Ever since Roulette was invented, which according to some happened thanks to a failed physics experiment during the 17th century and to others goes much further back in time, it has remained one the favorite gambling activities among players from all walks of life.
For most of its history, the game of Roulette didn’t change much, at least until the internet enabled developers to become creative and add all sorts of extras. But when it comes to basics, we’ve got two variants to pick from – European Roulette (and its French cousin using La Partage rule) and American Roulette. General opinion seems to be the first should be everybody’s first choice as the odds are more in favor of the player. But the fact is many of you are actively exploring both online and land-based gambling scene with a goal to find and play the American variant. So, who’s right?
American vs European Roulette – The Difference (EU has single 0 – USA has 0 and 00)
One difference you’re doubtlessly familiar with is that the wheel used for European Roulette, (also known as “French Roulette”) has a single zero pocket while the American makes space for an additional one marked with double zero. What you may not know is that this little change necessitated the rearrangement of other numbered slots. This fact should cause no concern, though; numbers are arranged in a particular way to evenly distribute the odds of the ball landing on a high, low, odd or even ones, that’s all.
By the way, do you know what was the reason the green zero slot was added in the first place? If it wasn’t there and the wheel consisted only of red and black slots numbered 1 to 36, your chances of winning a Red/Black bet would be 50% – same as the casino’s. Odd/Even bets, High/Low bets – same thing!
The house would have no advantage and theoretically wouldn’t be able to make any profit.
Before you decide you couldn’t care less, remember these guys have got operating costs to cover, many of which are fixed, so no profit would mean no casinos, and if there were no casinos, where would we play? Bottom line is the house has to have an advantage so that it can keep offering its services. We can only debate how big of advantage we’re willing to accept.
Odds and Payouts
As far as payouts go, there is no difference between European and American Roulette; if you’re placing Straight bets (meaning you’re wagering on a single number) and win, both variants will pay 35:1. However, odds of winning are not identical. Since European wheel holds 37 pockets (0 plus numbers 1 to 36), the odds of getting lucky with a single number bet are 1 in 37. American wheel has 38 pockets (0 and 00 plus numbers 1 to 36) and therefore the odds are 1 in 38.
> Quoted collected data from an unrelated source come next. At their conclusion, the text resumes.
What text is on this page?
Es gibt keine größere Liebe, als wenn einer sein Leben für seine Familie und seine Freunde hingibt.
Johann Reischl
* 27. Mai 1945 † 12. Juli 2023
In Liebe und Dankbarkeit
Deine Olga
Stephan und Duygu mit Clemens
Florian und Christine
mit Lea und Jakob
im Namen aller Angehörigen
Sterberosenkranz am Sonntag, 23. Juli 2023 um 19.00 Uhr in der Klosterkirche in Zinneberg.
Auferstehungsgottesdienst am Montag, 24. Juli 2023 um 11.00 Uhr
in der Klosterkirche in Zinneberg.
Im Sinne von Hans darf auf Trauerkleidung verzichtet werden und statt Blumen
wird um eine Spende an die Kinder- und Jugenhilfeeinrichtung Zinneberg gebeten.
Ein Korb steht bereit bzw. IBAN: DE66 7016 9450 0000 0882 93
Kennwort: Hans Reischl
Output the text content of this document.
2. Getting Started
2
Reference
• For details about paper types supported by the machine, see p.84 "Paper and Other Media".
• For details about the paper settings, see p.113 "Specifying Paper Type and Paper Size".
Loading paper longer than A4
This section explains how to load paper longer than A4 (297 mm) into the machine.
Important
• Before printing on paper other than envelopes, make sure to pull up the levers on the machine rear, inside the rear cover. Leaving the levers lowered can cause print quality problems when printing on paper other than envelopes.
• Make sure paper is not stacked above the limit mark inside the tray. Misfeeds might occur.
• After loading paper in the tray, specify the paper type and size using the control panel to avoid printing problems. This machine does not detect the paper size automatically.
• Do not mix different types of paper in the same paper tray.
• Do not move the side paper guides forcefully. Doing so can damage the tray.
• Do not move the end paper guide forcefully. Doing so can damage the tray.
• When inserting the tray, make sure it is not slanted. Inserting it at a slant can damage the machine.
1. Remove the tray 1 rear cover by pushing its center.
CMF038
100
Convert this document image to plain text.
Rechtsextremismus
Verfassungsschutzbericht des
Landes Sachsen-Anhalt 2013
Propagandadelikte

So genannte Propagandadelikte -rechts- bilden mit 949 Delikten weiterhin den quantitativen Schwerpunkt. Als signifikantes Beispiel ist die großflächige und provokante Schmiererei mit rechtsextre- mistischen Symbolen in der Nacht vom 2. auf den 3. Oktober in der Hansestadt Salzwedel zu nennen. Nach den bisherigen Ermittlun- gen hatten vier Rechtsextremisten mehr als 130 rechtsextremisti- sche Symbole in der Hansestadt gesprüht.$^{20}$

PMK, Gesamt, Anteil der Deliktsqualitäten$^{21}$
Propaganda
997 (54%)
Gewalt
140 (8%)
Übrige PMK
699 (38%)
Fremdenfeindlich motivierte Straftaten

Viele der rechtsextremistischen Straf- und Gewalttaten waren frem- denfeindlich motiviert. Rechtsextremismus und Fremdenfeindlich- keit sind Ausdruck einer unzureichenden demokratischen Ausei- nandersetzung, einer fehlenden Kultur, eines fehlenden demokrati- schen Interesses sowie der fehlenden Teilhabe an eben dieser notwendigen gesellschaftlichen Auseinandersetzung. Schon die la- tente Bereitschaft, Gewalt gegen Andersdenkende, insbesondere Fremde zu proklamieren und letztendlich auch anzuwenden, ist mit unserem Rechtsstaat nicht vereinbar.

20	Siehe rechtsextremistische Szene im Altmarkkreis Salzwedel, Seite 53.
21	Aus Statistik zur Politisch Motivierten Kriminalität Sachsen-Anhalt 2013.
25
Is this difference large enough for you to care? It may seem like peanuts but, on average 100 rounds played, you’ll lose twice as much playing American Roulette than with European Roulette. It could still be small amounts if you’re investing a single dollar each time ($2.70 loss vs $5.26 loss) but might hurt when placing larger wagers.
What about other kinds of Roulette bets, those “easier” to win? If you’re betting on Red/Black in a European Roulette game, there are 18 potential outcomes which will win. Divide that number by 37 (total number of potential outcomes) and you’ll get 0.4865, meaning you’ll win 48.65% of your bets and lose 51.35% of them.
The difference between lost and won is the house edge of 2.70%. In American Roulette, the same bet wins 47.37% (18/38) and losses 52.63% of the time – the difference being 5.26%. That’s almost twice as big advantage the casino has on American vs European Roulette, and if you’re a firm believer in statistics, you’ll always look for game variants with the lowest house edge possible.
Which Should You Play?
If making the decision based solely on the house edge, one would probably always go for European. However, though it’s not a rule, brick-and-mortar casinos frequently set higher minimum bet limits on the European than on American Roulette, simply because the chances of the player winning are bigger.
Making American Roulette cheaper to play makes the game more widely accessible and may help your bankroll last a bit longer. Another thing is that Roulette, same as any other casino game, is first and foremost a game of chance. Regardless of the difference in house edge, players have been known to win (and lose!) hefty amounts with both Roulette variants. It ultimately comes down to your personal preferences. As long as you enjoy the game and play responsibly while being aware of your odds, it doesn’t really matter which one you choose.